About two months ago Jonas had a neurological event. Over the course of an hour he completely lost the ability to walk. After 14 hours at three different vets, it was determined he either had a brain tumor or had suffered a stroke. As he recovered slowly over the course of the next few weeks it was clear it was a stroke. His blood pressure was found to be high and he started on medication for it. On recheck it was normal. The stroke left him with some neurological issues in his rear legs, but he was still able to get around quite well.
It felt like over the last 3 months or so that Jonas' periods of low appetite were getting closer together. There were also some odd events. A month after his stroke I took him to the emergency hospital in the middle of the night because I thought he was head pressing and was worried about his pressure. It was normal, but it looked to me like he was head pressing and grimacing at times. He's had on and off congestion that no one is sure of the reasons for. Sometimes his rear legs seem worse, which is strange for a stroke recovery- normally recovery is consistent.

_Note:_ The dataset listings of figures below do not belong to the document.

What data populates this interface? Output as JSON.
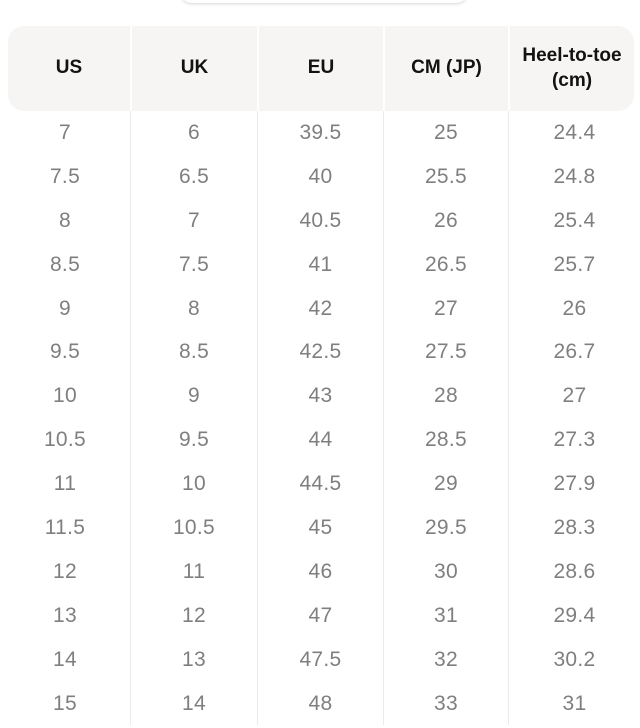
{
  "colors": {
    "header_background": "#f6f5f3",
    "header_text": "#121212",
    "body_text": "#7f7f7f",
    "divider": "#ebebea"
  },
  "table": {
    "columns": [
      {
        "label": "US"
      },
      {
        "label": "UK"
      },
      {
        "label": "EU"
      },
      {
        "label": "CM (JP)"
      },
      {
        "label": "Heel-to-toe (cm)"
      }
    ],
    "rows": [
      [
        "7",
        "6",
        "39.5",
        "25",
        "24.4"
      ],
      [
        "7.5",
        "6.5",
        "40",
        "25.5",
        "24.8"
      ],
      [
        "8",
        "7",
        "40.5",
        "26",
        "25.4"
      ],
      [
        "8.5",
        "7.5",
        "41",
        "26.5",
        "25.7"
      ],
      [
        "9",
        "8",
        "42",
        "27",
        "26"
      ],
      [
        "9.5",
        "8.5",
        "42.5",
        "27.5",
        "26.7"
      ],
      [
        "10",
        "9",
        "43",
        "28",
        "27"
      ],
      [
        "10.5",
        "9.5",
        "44",
        "28.5",
        "27.3"
      ],
      [
        "11",
        "10",
        "44.5",
        "29",
        "27.9"
      ],
      [
        "11.5",
        "10.5",
        "45",
        "29.5",
        "28.3"
      ],
      [
        "12",
        "11",
        "46",
        "30",
        "28.6"
      ],
      [
        "13",
        "12",
        "47",
        "31",
        "29.4"
      ],
      [
        "14",
        "13",
        "47.5",
        "32",
        "30.2"
      ],
      [
        "15",
        "14",
        "48",
        "33",
        "31"
      ]
    ]
  }
}
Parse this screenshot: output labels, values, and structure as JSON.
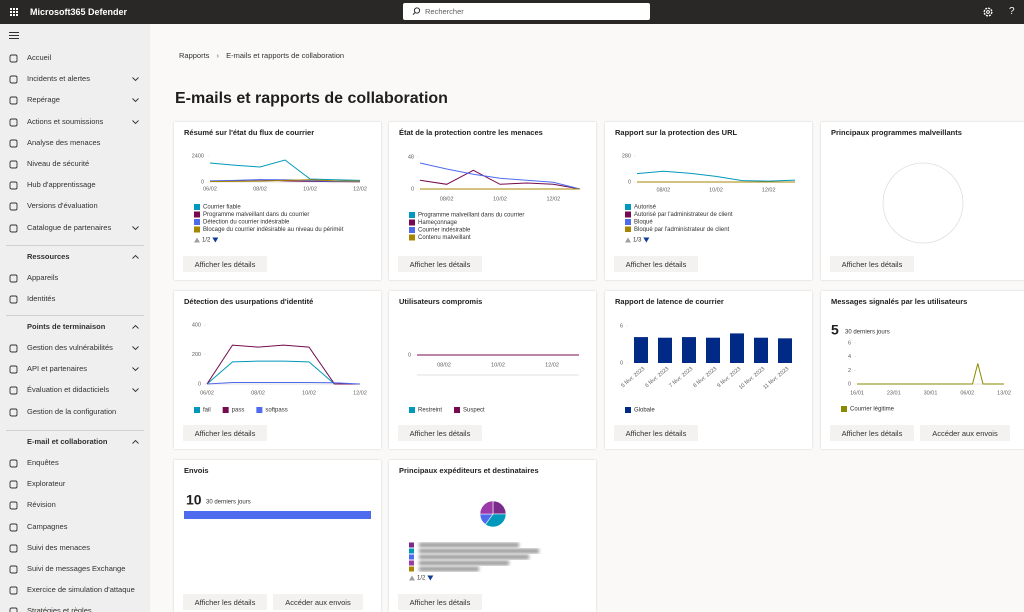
{
  "topbar": {
    "app_name": "Microsoft365 Defender",
    "search_placeholder": "Rechercher",
    "help": "?"
  },
  "nav": {
    "items": [
      {
        "label": "Accueil"
      },
      {
        "label": "Incidents et alertes",
        "expandable": true
      },
      {
        "label": "Repérage",
        "expandable": true
      },
      {
        "label": "Actions et soumissions",
        "expandable": true
      },
      {
        "label": "Analyse des menaces"
      },
      {
        "label": "Niveau de sécurité"
      },
      {
        "label": "Hub d'apprentissage"
      },
      {
        "label": "Versions d'évaluation"
      },
      {
        "label": "Catalogue de partenaires",
        "expandable": true
      }
    ],
    "sections": [
      {
        "title": "Ressources",
        "items": [
          {
            "label": "Appareils"
          },
          {
            "label": "Identités"
          }
        ]
      },
      {
        "title": "Points de terminaison",
        "items": [
          {
            "label": "Gestion des vulnérabilités",
            "expandable": true
          },
          {
            "label": "API et partenaires",
            "expandable": true
          },
          {
            "label": "Évaluation et didacticiels",
            "expandable": true
          },
          {
            "label": "Gestion de la configuration"
          }
        ]
      },
      {
        "title": "E-mail et collaboration",
        "items": [
          {
            "label": "Enquêtes"
          },
          {
            "label": "Explorateur"
          },
          {
            "label": "Révision"
          },
          {
            "label": "Campagnes"
          },
          {
            "label": "Suivi des menaces"
          },
          {
            "label": "Suivi de messages Exchange"
          },
          {
            "label": "Exercice de simulation d'attaque"
          },
          {
            "label": "Stratégies et règles"
          }
        ]
      }
    ]
  },
  "breadcrumb": [
    "Rapports",
    "E-mails et rapports de collaboration"
  ],
  "page_title": "E-mails et rapports de collaboration",
  "cards": [
    {
      "title": "Résumé sur l'état du flux de courrier",
      "chart": {
        "type": "line",
        "categories": [
          "06/02",
          null,
          "08/02",
          null,
          "10/02",
          null,
          "12/02"
        ],
        "ylim": [
          0,
          2400
        ],
        "yticks": [
          0,
          2400
        ],
        "series": [
          {
            "name": "Courrier fiable",
            "color": "#0099bc",
            "values": [
              1750,
              1550,
              1380,
              2030,
              280,
              200,
              150
            ]
          },
          {
            "name": "Programme malveillant dans du courrier",
            "color": "#750b4e",
            "values": [
              50,
              100,
              200,
              100,
              60,
              40,
              30
            ]
          },
          {
            "name": "Détection du courrier indésirable",
            "color": "#4f6bed",
            "values": [
              100,
              150,
              220,
              200,
              120,
              60,
              40
            ]
          },
          {
            "name": "Blocage du courrier indésirable au niveau du périmèt",
            "color": "#a98400",
            "values": [
              50,
              60,
              80,
              150,
              200,
              100,
              80
            ]
          }
        ]
      },
      "pager": "1/2",
      "buttons": [
        "Afficher les détails"
      ]
    },
    {
      "title": "État de la protection contre les menaces",
      "chart": {
        "type": "line",
        "categories": [
          null,
          "08/02",
          null,
          "10/02",
          null,
          "12/02",
          null
        ],
        "ylim": [
          0,
          48
        ],
        "yticks": [
          0,
          48
        ],
        "series": [
          {
            "name": "Programme malveillant dans du courrier",
            "color": "#0099bc",
            "values": [
              0,
              0,
              0,
              0,
              0,
              0,
              0
            ]
          },
          {
            "name": "Hameçonnage",
            "color": "#750b4e",
            "values": [
              13,
              7,
              28,
              7,
              9,
              7,
              0
            ]
          },
          {
            "name": "Courrier indésirable",
            "color": "#4f6bed",
            "values": [
              39,
              30,
              22,
              16,
              13,
              10,
              0
            ]
          },
          {
            "name": "Contenu malveillant",
            "color": "#a98400",
            "values": [
              0,
              0,
              0,
              0,
              0,
              0,
              0
            ]
          }
        ]
      },
      "buttons": [
        "Afficher les détails"
      ]
    },
    {
      "title": "Rapport sur la protection des URL",
      "chart": {
        "type": "line",
        "categories": [
          null,
          "08/02",
          null,
          "10/02",
          null,
          "12/02",
          null
        ],
        "ylim": [
          0,
          280
        ],
        "yticks": [
          0,
          280
        ],
        "series": [
          {
            "name": "Autorisé",
            "color": "#0099bc",
            "values": [
              90,
              115,
              95,
              60,
              15,
              10,
              20
            ]
          },
          {
            "name": "Autorisé par l'administrateur de client",
            "color": "#750b4e",
            "values": [
              0,
              0,
              0,
              0,
              0,
              0,
              0
            ]
          },
          {
            "name": "Bloqué",
            "color": "#4f6bed",
            "values": [
              0,
              0,
              0,
              0,
              0,
              0,
              0
            ]
          },
          {
            "name": "Bloqué par l'administrateur de client",
            "color": "#a98400",
            "values": [
              0,
              0,
              0,
              0,
              0,
              0,
              0
            ]
          }
        ]
      },
      "pager": "1/3",
      "buttons": [
        "Afficher les détails"
      ]
    },
    {
      "title": "Principaux programmes malveillants",
      "chart": {
        "type": "pie",
        "values": []
      },
      "buttons": [
        "Afficher les détails"
      ]
    },
    {
      "title": "Détection des usurpations d'identité",
      "chart": {
        "type": "line",
        "categories": [
          "06/02",
          null,
          "08/02",
          null,
          "10/02",
          null,
          "12/02"
        ],
        "ylim": [
          0,
          400
        ],
        "yticks": [
          0,
          200,
          400
        ],
        "series": [
          {
            "name": "fail",
            "color": "#0099bc",
            "values": [
              0,
              150,
              155,
              155,
              150,
              0,
              0
            ]
          },
          {
            "name": "pass",
            "color": "#750b4e",
            "values": [
              0,
              264,
              250,
              264,
              250,
              0,
              0
            ]
          },
          {
            "name": "softpass",
            "color": "#4f6bed",
            "values": [
              0,
              10,
              10,
              10,
              10,
              8,
              0
            ]
          }
        ]
      },
      "buttons": [
        "Afficher les détails"
      ]
    },
    {
      "title": "Utilisateurs compromis",
      "chart": {
        "type": "line",
        "categories": [
          null,
          "08/02",
          null,
          "10/02",
          null,
          "12/02",
          null
        ],
        "ylim": [
          -1,
          1
        ],
        "yticks": [
          0
        ],
        "series": [
          {
            "name": "Restreint",
            "color": "#0099bc",
            "values": [
              0,
              0,
              0,
              0,
              0,
              0,
              0
            ]
          },
          {
            "name": "Suspect",
            "color": "#750b4e",
            "values": [
              0,
              0,
              0,
              0,
              0,
              0,
              0
            ]
          }
        ]
      },
      "buttons": [
        "Afficher les détails"
      ]
    },
    {
      "title": "Rapport de latence de courrier",
      "chart": {
        "type": "bar",
        "categories": [
          "5 févr. 2023",
          "6 févr. 2023",
          "7 févr. 2023",
          "8 févr. 2023",
          "9 févr. 2023",
          "10 févr. 2023",
          "11 févr. 2023"
        ],
        "ylim": [
          0,
          6
        ],
        "yticks": [
          0,
          6
        ],
        "series": [
          {
            "name": "Globale",
            "color": "#002a86",
            "values": [
              4.2,
              4.1,
              4.2,
              4.1,
              4.8,
              4.1,
              4.0
            ]
          }
        ]
      },
      "buttons": [
        "Afficher les détails"
      ]
    },
    {
      "title": "Messages signalés par les utilisateurs",
      "count": 5,
      "count_label": "30 derniers jours",
      "chart": {
        "type": "line",
        "categories": [
          "16/01",
          null,
          null,
          null,
          null,
          null,
          null,
          "23/01",
          null,
          null,
          null,
          null,
          null,
          null,
          "30/01",
          null,
          null,
          null,
          null,
          null,
          null,
          "06/02",
          null,
          null,
          null,
          null,
          null,
          null,
          "13/02"
        ],
        "ylim": [
          0,
          6
        ],
        "yticks": [
          0,
          2,
          4,
          6
        ],
        "series": [
          {
            "name": "Courrier légitime",
            "color": "#8a8a00",
            "values": [
              0,
              0,
              0,
              0,
              0,
              0,
              0,
              0,
              0,
              0,
              0,
              0,
              0,
              0,
              0,
              0,
              0,
              0,
              0,
              0,
              0,
              0,
              0,
              3,
              0,
              0,
              0,
              0,
              0
            ]
          }
        ]
      },
      "buttons": [
        "Afficher les détails",
        "Accéder aux envois"
      ]
    },
    {
      "title": "Envois",
      "count": 10,
      "count_label": "30 derniers jours",
      "chart": {
        "type": "meter",
        "color": "#4f6bed"
      },
      "buttons": [
        "Afficher les détails",
        "Accéder aux envois"
      ]
    },
    {
      "title": "Principaux expéditeurs et destinataires",
      "chart": {
        "type": "pie",
        "values": [
          25,
          35,
          15,
          25
        ],
        "colors": [
          "#7a2a8a",
          "#0099bc",
          "#4f6bed",
          "#9b3aa8"
        ]
      },
      "pager": "1/2",
      "buttons": [
        "Afficher les détails"
      ]
    }
  ]
}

About a week ago Jonas had three days where he didn't want food AT ALL. He would actively run away from it. We started an appetite stimulate and scheduled an ultrasound, which took place today. For the past two days he's been eating much better, which is probably the medication kicking in. However, he seemed weaker and even got caught on the lip of his litter box.
The ultrasound showed what I feared, which is that the thickening has worsened. He had also lost over a pound in just one month. The doctor is no longer sure that it's small cell. She's not even sure if the chemo EVER worked, though I disagree since he did get better for a sustained period of time. The doctor is concerned that there is something else going on, and that it may not even be intestinal. Maybe there is something going on in his brain, or maybe there are multiple things happening.
At this stage, we have two choices.
Schedule an MRI and a biopsy. There is a risk he won't wake up. There's a chance they won't find anything, or that what they do find won't be treatable. Small cell is basically the best case scenario in terms of response to treatment, so if it isn't that it's likely to be something not good.
Or increase his steroid and just see if it does anything at all. Maybe it won't, or maybe it will give him a little more comfortable time, but this is basically accepting that we're going to lose him soon.
I am very, very torn. Every other cat I've lost, I've known what was wrong and how treatable it was. This would be the first time I'm stopping without knowing exactly what is happening and if it is or is not treatable. Part of me wants to move forward with the MRI and everything just so I'll know for sure and will have the comfort of knowing I did everything I could.
But part of me also feels that Jonas is a 15 year old cat who everyone expected to die as a kitten, and he's already endured so much in his life. If we do find it's a brain tumor or a more aggressive form of cancer, I'm not sure I'd opt to treat. And to be frank, the MRI is very expensive. I've done MRIs on Jonas in the past for various reasons, but he was younger and what we were looking for was more likely to be treated. I'm not actually sure where I would find the money right now. And I absolutely HATE that it is coming down at least in part to money, because I've never let that factor in before. With Jonas it has always been he gets what he needs and every other consideration comes second.
On the other, other hand...I know how blessed I am that Jonas has been with me this long. He's beaten the odds so many times. Even so, I'm not ready to say goodbye yet. I lost my mother two years ago after being her caretaker for most of my adult life, and honestly the thought of losing Jonas hurts worse.
Any advice or thoughts would be appreciated. This just sucks, really.